Plan Three, said to be favored by Olmert and Defense Minister Ehud Barak, calls for occasional ground strikes into Gaza and an increase in assassinations of Hamas's political and military leadership. "It wouldn't be Ismael Haniyeh [the Hamas leader and ex-Prime Minister], but it would be those right under him," one source told TIME. Until now, Israel has refrained from targeting Hamas's political leadership since they are not involved in the rocket attacks on Israel — the rocketeers usually belong to Islamic Jihad and other smaller Palestinian militant groups. "We want Hamas on the run so that they can't attack us with rockets or suicide bombers," claimed this source.
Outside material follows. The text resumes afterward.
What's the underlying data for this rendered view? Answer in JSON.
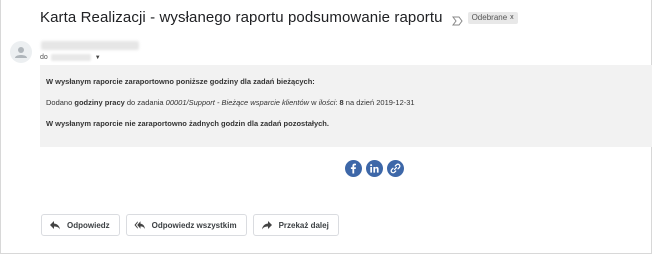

Hamas, meanwhile, says it is not afraid of an Israeli siege on Gaza. "The Israelis will pay a heavy price," said one Hamas leader, who claimed that his militia had studied Hizballah's tactics against Israeli in last summer's Lebanon war. That may be bravado, but since its takeover of Gaza, Hamas has been busy fortifying itself against a possible Israeli attack. And Palestinian militants may get increased support from Iran. On Thursday, President Mahmoud Ahmedinejad is hosting a Palestinian militant jamboree with envoys from Hamas and other resistance groups. Israelis say Iran is providing Hamas with funds and military training.
The kindergarten rocket in Sderot narrowly missed causing a major battle between Israel and Gaza's Palestinians. It could be days, or even weeks before one rocket finds its mark. And when that happens, all bets for progress on Middle East peace this fall are off.